The other day I was reminded that I have been drawn to images even before I was 6 years old. I asked my mother for a camera when she asked what I wanted for my 6th birthday gift. She got me a disposable Kodak but never allowed me to use it. My guess now is that at the time I was fascinated, as I still am, by how photography enables you to see things and people outside of themselves and from multiple perspectives, as if you’re playing God, all-seeing and omnipresent.
Fast forward to summer 2015: my first real long vacation from school; when I had the time and the camera to explore photography in a way that was true to my voice. Because literature was my first passageway into the world of art, I approached photography through a lot of reading (especially Teju Cole’s essays) and was introduced into this way of seeing that cared about everything. I was also reading a lot of other literature at the time (Igbo poetry, magical realist novels, Chinua Achebe’s essays, etc.) that dared me to hold my glances on for a little longer every time I went out with a camera. They promised me that all I was used to seeing was not all there was and that in everything and everywhere, there was at least value and at most beauty. I remember going out one afternoon to take pictures of the buildings in my estate and when I got back home, my father asked me “And what is the point of all this?” Embarrassed, I answered, “so that when things have changed, 100 years from now, who knows, people can see these pictures and know these buildings were here.” I remember agreeing with his facial expression, that I made no sense; the way things stand before us so decidedly, you would think they were eternal.

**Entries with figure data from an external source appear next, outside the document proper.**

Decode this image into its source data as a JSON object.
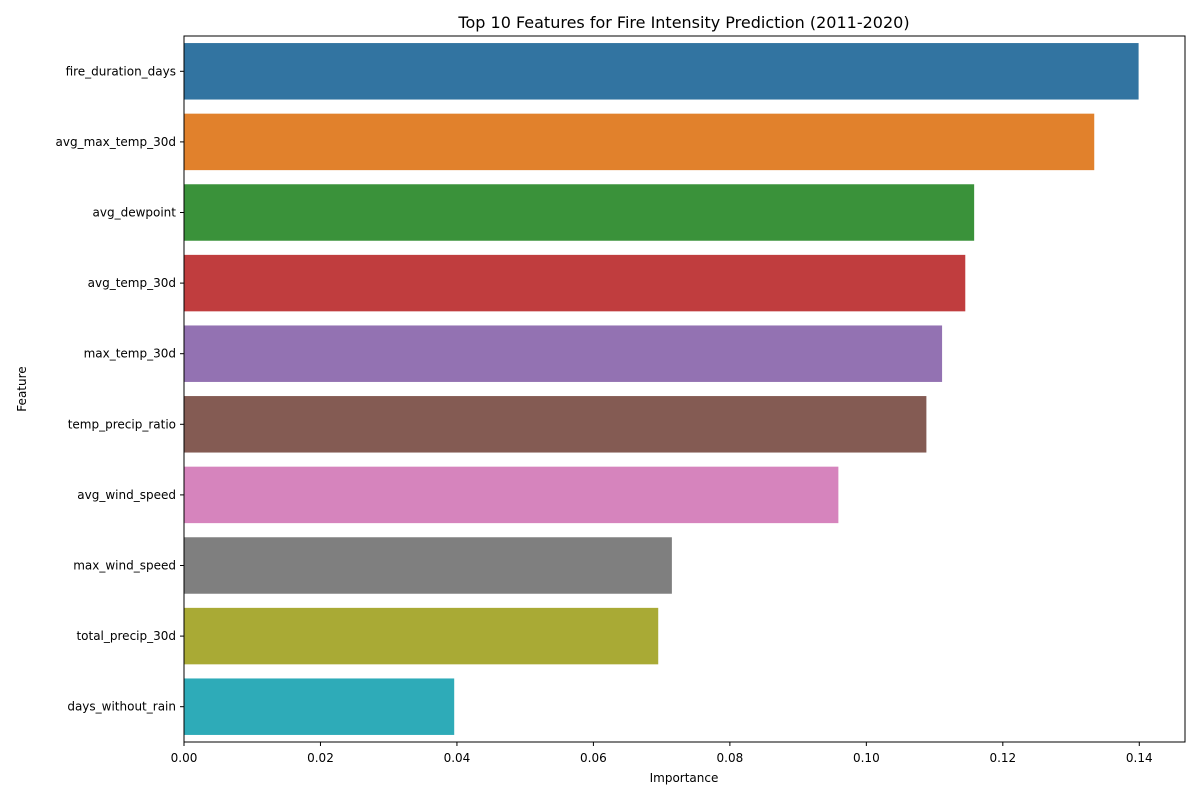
{
  "chart_data": {
    "type": "bar",
    "orientation": "horizontal",
    "title": "Top 10 Features for Fire Intensity Prediction (2011-2020)",
    "xlabel": "Importance",
    "ylabel": "Feature",
    "xlim": [
      0,
      0.1467
    ],
    "xticks": [
      0.0,
      0.02,
      0.04,
      0.06,
      0.08,
      0.1,
      0.12,
      0.14
    ],
    "xtick_labels": [
      "0.00",
      "0.02",
      "0.04",
      "0.06",
      "0.08",
      "0.10",
      "0.12",
      "0.14"
    ],
    "grid": false,
    "legend": false,
    "categories": [
      "fire_duration_days",
      "avg_max_temp_30d",
      "avg_dewpoint",
      "avg_temp_30d",
      "max_temp_30d",
      "temp_precip_ratio",
      "avg_wind_speed",
      "max_wind_speed",
      "total_precip_30d",
      "days_without_rain"
    ],
    "values": [
      0.1399,
      0.1334,
      0.1158,
      0.1145,
      0.1111,
      0.1088,
      0.0959,
      0.0715,
      0.0695,
      0.0396
    ],
    "colors": [
      "#3274a1",
      "#e1812c",
      "#3a923a",
      "#c03d3e",
      "#9372b2",
      "#845b53",
      "#d684bd",
      "#7f7f7f",
      "#a9aa35",
      "#2eabb8"
    ]
  }
}
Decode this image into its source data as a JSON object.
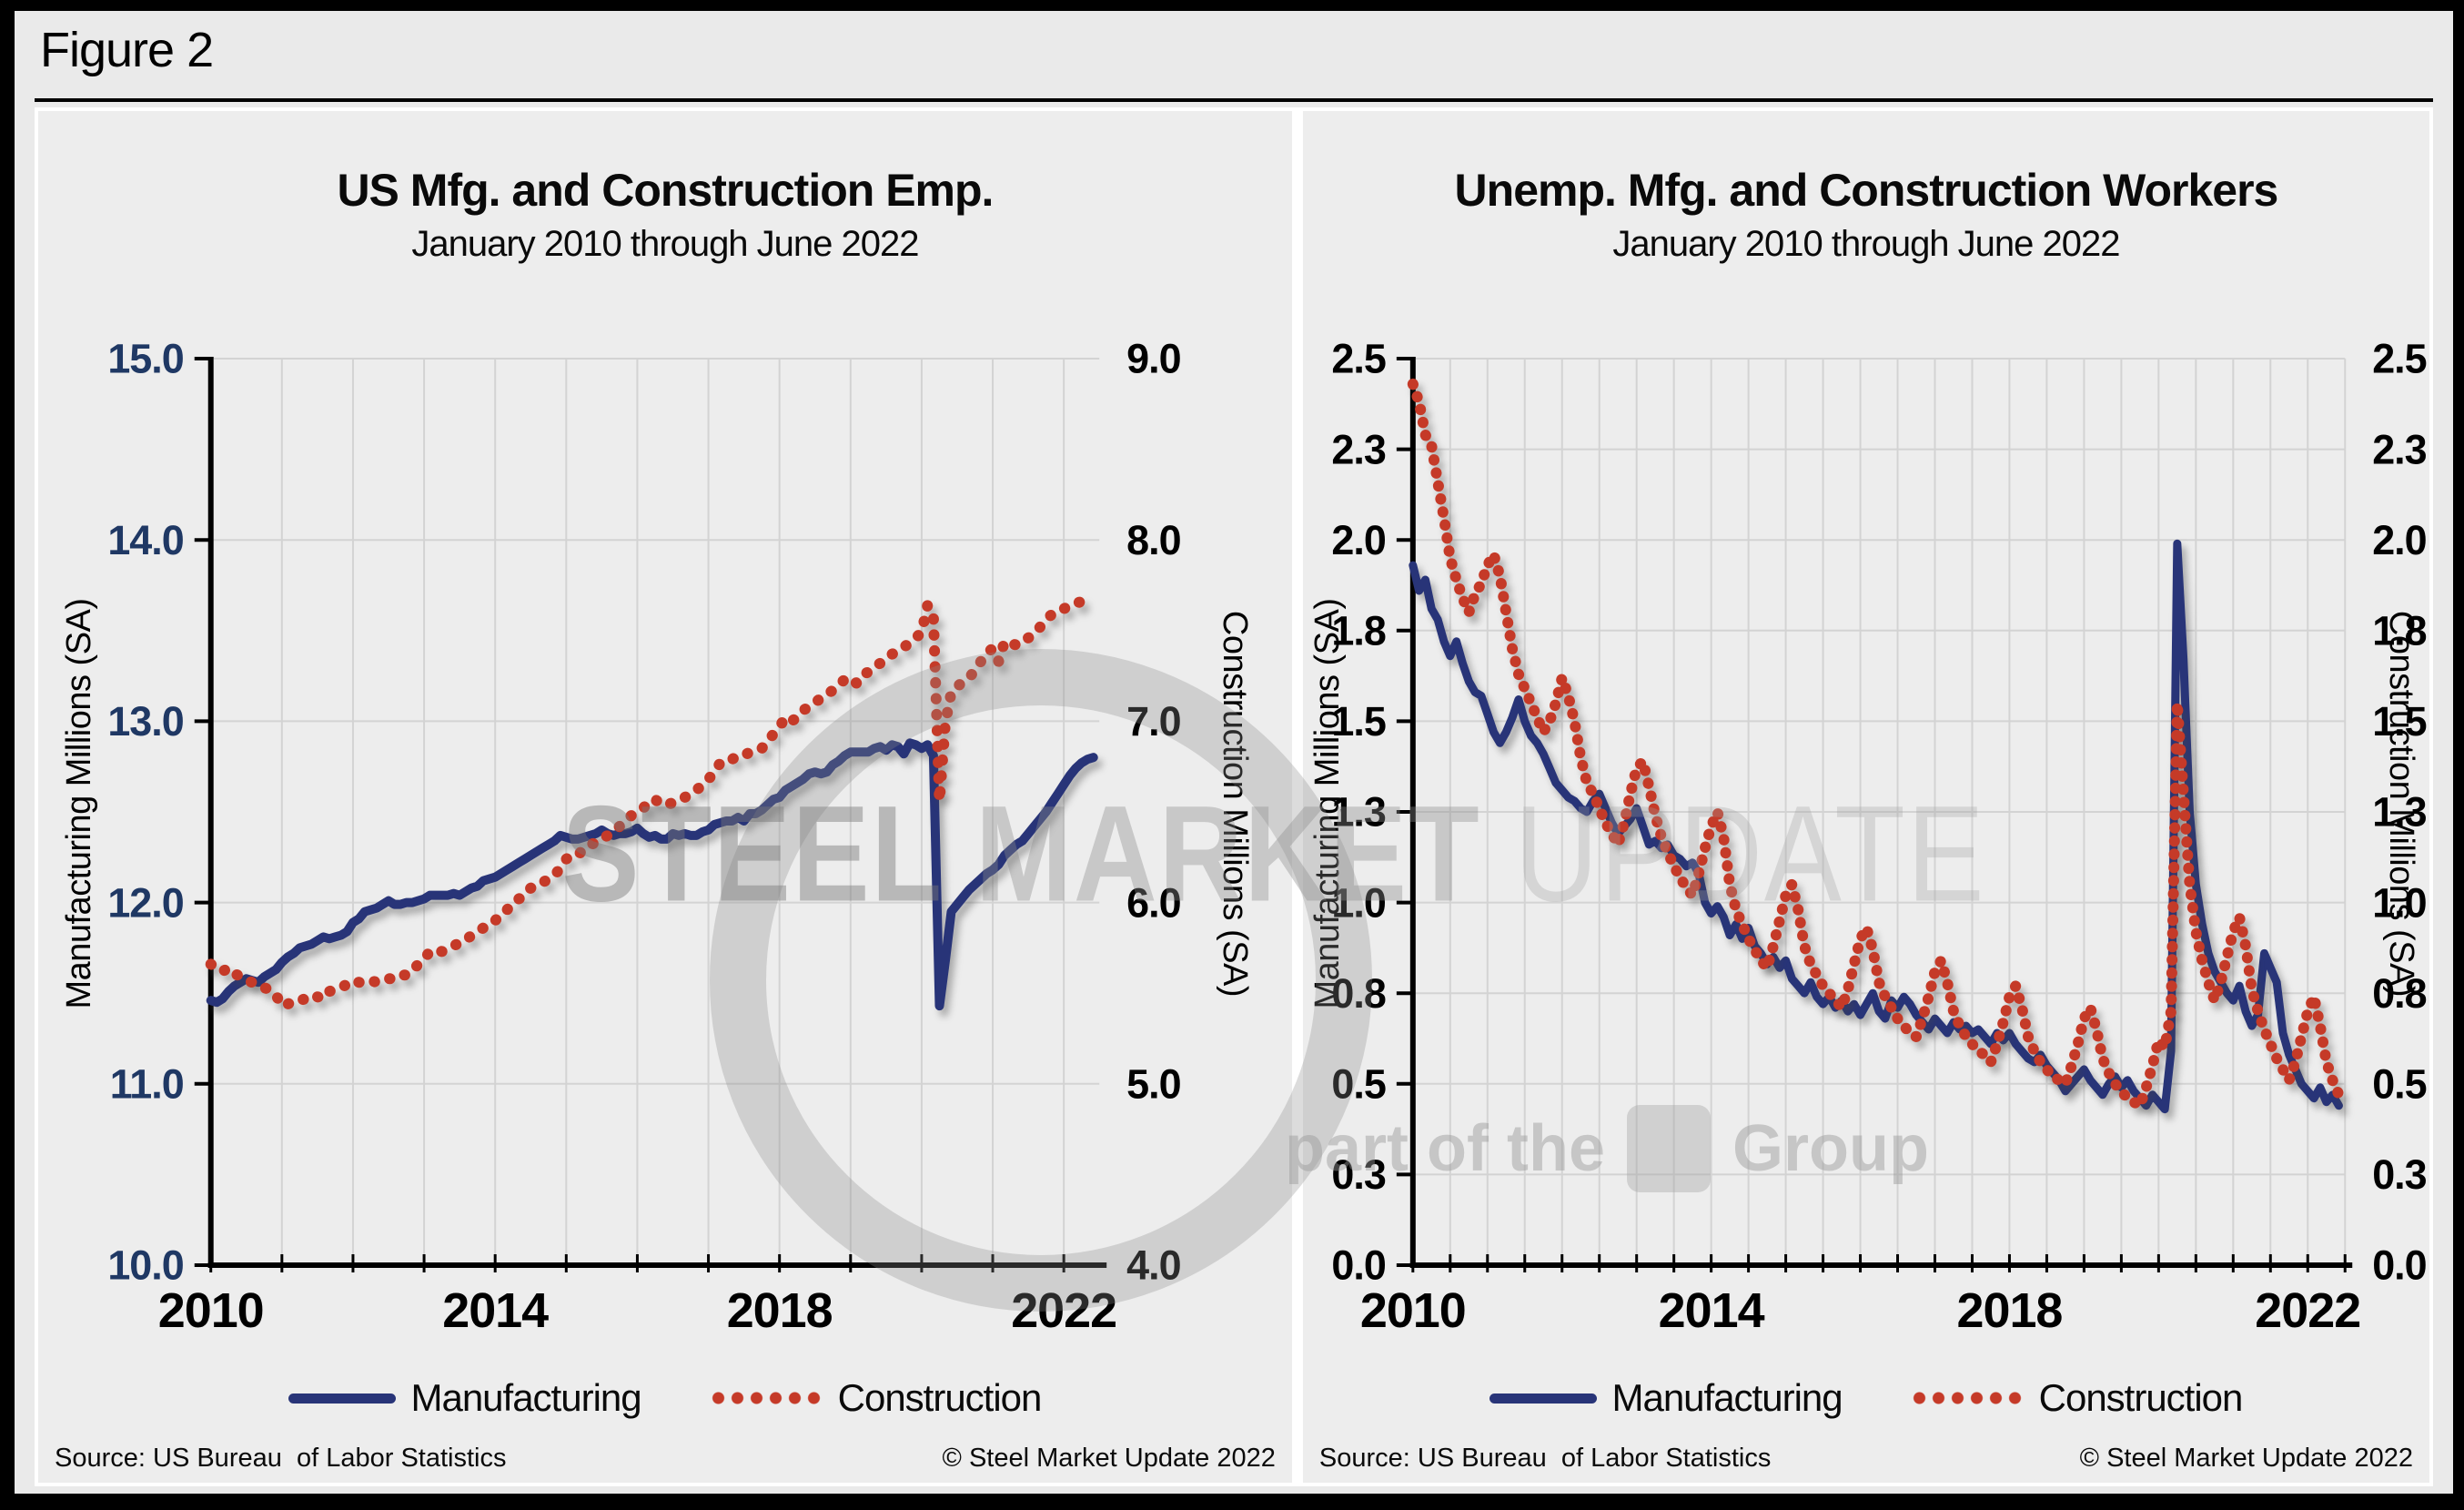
{
  "figure": {
    "label": "Figure 2"
  },
  "watermark": {
    "word1": "STEEL",
    "word2": "MARKET",
    "word3": "UPDATE",
    "tagline_pre": "part of the",
    "tagline_post": "Group"
  },
  "chart_data": [
    {
      "type": "line",
      "title": "US Mfg. and Construction Emp.",
      "subtitle": "January 2010 through June 2022",
      "x_axis": {
        "start": "January 2010",
        "end": "June 2022",
        "min_year": 2010,
        "max_year": 2022.5,
        "major_tick_years": [
          2010,
          2014,
          2018,
          2022
        ],
        "major_tick_labels": [
          "2010",
          "2014",
          "2018",
          "2022"
        ],
        "gridline_interval_years": 1
      },
      "y_left": {
        "label": "Manufacturing Millions (SA)",
        "min": 10,
        "max": 15,
        "ticks": [
          15,
          14,
          13,
          12,
          11,
          10
        ],
        "tick_labels": [
          "15.0",
          "14.0",
          "13.0",
          "12.0",
          "11.0",
          "10.0"
        ],
        "color": "#1F3864"
      },
      "y_right": {
        "label": "Construction Millions (SA)",
        "min": 4,
        "max": 9,
        "ticks": [
          9,
          8,
          7,
          6,
          5,
          4
        ],
        "tick_labels": [
          "9.0",
          "8.0",
          "7.0",
          "6.0",
          "5.0",
          "4.0"
        ],
        "color": "#000000"
      },
      "legend": [
        "Manufacturing",
        "Construction"
      ],
      "source": "Source: US Bureau  of Labor Statistics",
      "copyright": "© Steel Market Update 2022",
      "series": [
        {
          "name": "Manufacturing",
          "axis": "left",
          "style": "solid",
          "color": "#283478",
          "values": [
            11.46,
            11.45,
            11.47,
            11.51,
            11.54,
            11.56,
            11.58,
            11.57,
            11.56,
            11.59,
            11.61,
            11.63,
            11.67,
            11.7,
            11.72,
            11.75,
            11.76,
            11.77,
            11.79,
            11.81,
            11.8,
            11.81,
            11.82,
            11.84,
            11.89,
            11.91,
            11.95,
            11.96,
            11.97,
            11.99,
            12.01,
            11.99,
            11.99,
            12.0,
            12.0,
            12.01,
            12.02,
            12.04,
            12.04,
            12.04,
            12.04,
            12.05,
            12.04,
            12.06,
            12.08,
            12.09,
            12.12,
            12.13,
            12.14,
            12.16,
            12.18,
            12.2,
            12.22,
            12.24,
            12.26,
            12.28,
            12.3,
            12.32,
            12.34,
            12.37,
            12.36,
            12.35,
            12.35,
            12.36,
            12.37,
            12.38,
            12.4,
            12.38,
            12.37,
            12.38,
            12.38,
            12.39,
            12.41,
            12.38,
            12.36,
            12.37,
            12.35,
            12.35,
            12.38,
            12.37,
            12.38,
            12.37,
            12.37,
            12.39,
            12.4,
            12.43,
            12.44,
            12.45,
            12.45,
            12.47,
            12.45,
            12.49,
            12.49,
            12.51,
            12.54,
            12.57,
            12.58,
            12.62,
            12.64,
            12.66,
            12.68,
            12.71,
            12.72,
            12.71,
            12.72,
            12.76,
            12.78,
            12.81,
            12.83,
            12.83,
            12.83,
            12.83,
            12.85,
            12.86,
            12.84,
            12.87,
            12.86,
            12.82,
            12.88,
            12.87,
            12.85,
            12.87,
            12.81,
            11.43,
            11.68,
            11.95,
            11.99,
            12.03,
            12.07,
            12.1,
            12.13,
            12.16,
            12.18,
            12.21,
            12.26,
            12.29,
            12.32,
            12.34,
            12.38,
            12.42,
            12.46,
            12.5,
            12.55,
            12.6,
            12.65,
            12.7,
            12.74,
            12.77,
            12.79,
            12.8
          ]
        },
        {
          "name": "Construction",
          "axis": "right",
          "style": "dotted",
          "color": "#C53A28",
          "values": [
            5.66,
            5.64,
            5.62,
            5.64,
            5.61,
            5.59,
            5.57,
            5.56,
            5.55,
            5.53,
            5.52,
            5.49,
            5.43,
            5.44,
            5.46,
            5.46,
            5.47,
            5.46,
            5.48,
            5.47,
            5.51,
            5.52,
            5.53,
            5.55,
            5.57,
            5.56,
            5.56,
            5.57,
            5.56,
            5.57,
            5.58,
            5.58,
            5.6,
            5.6,
            5.62,
            5.66,
            5.69,
            5.73,
            5.74,
            5.73,
            5.75,
            5.76,
            5.78,
            5.79,
            5.82,
            5.84,
            5.86,
            5.87,
            5.9,
            5.94,
            5.96,
            6.0,
            6.02,
            6.04,
            6.08,
            6.09,
            6.11,
            6.13,
            6.15,
            6.19,
            6.24,
            6.26,
            6.26,
            6.3,
            6.32,
            6.33,
            6.35,
            6.37,
            6.39,
            6.42,
            6.45,
            6.48,
            6.5,
            6.52,
            6.56,
            6.57,
            6.54,
            6.54,
            6.55,
            6.57,
            6.58,
            6.6,
            6.62,
            6.65,
            6.68,
            6.72,
            6.77,
            6.77,
            6.79,
            6.81,
            6.81,
            6.83,
            6.84,
            6.85,
            6.89,
            6.93,
            6.97,
            7.02,
            7.0,
            7.02,
            7.06,
            7.08,
            7.1,
            7.13,
            7.15,
            7.17,
            7.2,
            7.23,
            7.24,
            7.21,
            7.26,
            7.27,
            7.3,
            7.32,
            7.34,
            7.37,
            7.39,
            7.41,
            7.43,
            7.46,
            7.49,
            7.64,
            7.57,
            6.56,
            6.99,
            7.16,
            7.19,
            7.22,
            7.24,
            7.28,
            7.33,
            7.38,
            7.4,
            7.33,
            7.44,
            7.43,
            7.42,
            7.43,
            7.46,
            7.48,
            7.52,
            7.56,
            7.59,
            7.61,
            7.62,
            7.64,
            7.65,
            7.66,
            7.67,
            7.68
          ]
        }
      ]
    },
    {
      "type": "line",
      "title": "Unemp. Mfg. and Construction Workers",
      "subtitle": "January 2010 through June 2022",
      "x_axis": {
        "start": "January 2010",
        "end": "June 2022",
        "min_year": 2010,
        "max_year": 2022.5,
        "major_tick_years": [
          2010,
          2014,
          2018,
          2022
        ],
        "major_tick_labels": [
          "2010",
          "2014",
          "2018",
          "2022"
        ],
        "gridline_interval_years": 0.5
      },
      "y_left": {
        "label": "Manufacturing Millions (SA)",
        "min": 0,
        "max": 2.5,
        "ticks": [
          2.5,
          2.25,
          2.0,
          1.75,
          1.5,
          1.25,
          1.0,
          0.75,
          0.5,
          0.25,
          0
        ],
        "tick_labels": [
          "2.5",
          "2.3",
          "2.0",
          "1.8",
          "1.5",
          "1.3",
          "1.0",
          "0.8",
          "0.5",
          "0.3",
          "0.0"
        ],
        "color": "#000000"
      },
      "y_right": {
        "label": "Construction Millions (SA)",
        "min": 0,
        "max": 2.5,
        "ticks": [
          2.5,
          2.25,
          2.0,
          1.75,
          1.5,
          1.25,
          1.0,
          0.75,
          0.5,
          0.25,
          0
        ],
        "tick_labels": [
          "2.5",
          "2.3",
          "2.0",
          "1.8",
          "1.5",
          "1.3",
          "1.0",
          "0.8",
          "0.5",
          "0.3",
          "0.0"
        ],
        "color": "#000000"
      },
      "legend": [
        "Manufacturing",
        "Construction"
      ],
      "source": "Source: US Bureau  of Labor Statistics",
      "copyright": "© Steel Market Update 2022",
      "series": [
        {
          "name": "Manufacturing",
          "axis": "left",
          "style": "solid",
          "color": "#283478",
          "values": [
            1.93,
            1.86,
            1.89,
            1.81,
            1.78,
            1.72,
            1.68,
            1.72,
            1.66,
            1.61,
            1.58,
            1.57,
            1.52,
            1.47,
            1.44,
            1.47,
            1.51,
            1.56,
            1.5,
            1.46,
            1.44,
            1.41,
            1.37,
            1.33,
            1.31,
            1.29,
            1.28,
            1.26,
            1.25,
            1.28,
            1.3,
            1.26,
            1.22,
            1.19,
            1.21,
            1.23,
            1.26,
            1.21,
            1.16,
            1.17,
            1.15,
            1.16,
            1.13,
            1.12,
            1.1,
            1.11,
            1.08,
            1.0,
            0.97,
            0.99,
            0.96,
            0.91,
            0.94,
            0.9,
            0.93,
            0.88,
            0.86,
            0.83,
            0.85,
            0.82,
            0.84,
            0.79,
            0.77,
            0.75,
            0.78,
            0.74,
            0.72,
            0.74,
            0.71,
            0.73,
            0.7,
            0.72,
            0.69,
            0.72,
            0.75,
            0.7,
            0.68,
            0.73,
            0.71,
            0.74,
            0.72,
            0.69,
            0.67,
            0.65,
            0.68,
            0.66,
            0.64,
            0.67,
            0.65,
            0.66,
            0.64,
            0.65,
            0.63,
            0.61,
            0.64,
            0.62,
            0.64,
            0.61,
            0.59,
            0.57,
            0.56,
            0.58,
            0.55,
            0.53,
            0.51,
            0.48,
            0.5,
            0.52,
            0.54,
            0.51,
            0.49,
            0.47,
            0.5,
            0.52,
            0.49,
            0.51,
            0.48,
            0.46,
            0.44,
            0.47,
            0.45,
            0.43,
            0.59,
            1.99,
            1.67,
            1.25,
            1.05,
            0.94,
            0.86,
            0.81,
            0.78,
            0.75,
            0.73,
            0.77,
            0.7,
            0.66,
            0.69,
            0.86,
            0.82,
            0.78,
            0.64,
            0.58,
            0.54,
            0.5,
            0.48,
            0.46,
            0.49,
            0.45,
            0.47,
            0.44
          ]
        },
        {
          "name": "Construction",
          "axis": "right",
          "style": "dotted",
          "color": "#C53A28",
          "values": [
            2.43,
            2.38,
            2.29,
            2.26,
            2.16,
            2.06,
            1.95,
            1.89,
            1.84,
            1.8,
            1.85,
            1.88,
            1.93,
            1.96,
            1.9,
            1.8,
            1.7,
            1.63,
            1.59,
            1.55,
            1.51,
            1.47,
            1.5,
            1.55,
            1.62,
            1.57,
            1.5,
            1.4,
            1.33,
            1.3,
            1.26,
            1.22,
            1.19,
            1.16,
            1.22,
            1.3,
            1.37,
            1.39,
            1.32,
            1.24,
            1.18,
            1.14,
            1.1,
            1.07,
            1.04,
            1.02,
            1.08,
            1.15,
            1.21,
            1.25,
            1.18,
            1.05,
            0.98,
            0.94,
            0.9,
            0.87,
            0.84,
            0.82,
            0.88,
            0.95,
            1.02,
            1.05,
            0.98,
            0.88,
            0.83,
            0.8,
            0.77,
            0.75,
            0.73,
            0.71,
            0.76,
            0.83,
            0.9,
            0.93,
            0.87,
            0.78,
            0.74,
            0.71,
            0.68,
            0.66,
            0.64,
            0.63,
            0.68,
            0.74,
            0.81,
            0.84,
            0.78,
            0.7,
            0.66,
            0.63,
            0.61,
            0.59,
            0.58,
            0.56,
            0.61,
            0.67,
            0.74,
            0.77,
            0.71,
            0.63,
            0.59,
            0.56,
            0.54,
            0.52,
            0.51,
            0.5,
            0.55,
            0.61,
            0.68,
            0.71,
            0.65,
            0.57,
            0.53,
            0.5,
            0.48,
            0.46,
            0.45,
            0.44,
            0.49,
            0.55,
            0.62,
            0.6,
            0.7,
            1.55,
            1.3,
            1.05,
            0.92,
            0.84,
            0.78,
            0.73,
            0.78,
            0.85,
            0.92,
            0.96,
            0.88,
            0.76,
            0.7,
            0.65,
            0.61,
            0.57,
            0.54,
            0.51,
            0.56,
            0.63,
            0.7,
            0.74,
            0.66,
            0.56,
            0.51,
            0.47
          ]
        }
      ]
    }
  ]
}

It’s been two years since then and I am still in the process of understanding my pull to photography. When next I am in Enugu, I will take more pictures of my estate buildings and the things and people on the road and the churches and – not the market, never the market, I’m still too scared. And when people ask me why? I will tell them with a lot more confidence backed by knowledge “so that when things have changed, 100 years from now, who knows, people can see these pictures and know all of this was here.” I will also add that it is also for us, here, now, and elsewhere to see ourselves, outside of ourselves. To see that when we look up from our lives, this is what we look like and this is what other human beings like us look like, that this is what we have been and this is what we could be. That this is what we and others, in the past and elsewhere, have made of the world around us and this is what we can make of this world around us.
My photography is concerned with this, but not just. It makes sense that art—the produce of culture, the distilled divine—can be extracted from everything. I have come to believe that everything can tell us something about ourselves or at least speak to us, in a way that is valuable to our understanding of ourselves and the world around us. I am also interested in learning and exploring the language of aesthetics and the visual image because we as human beings speak it, and I’m trying to understand us better.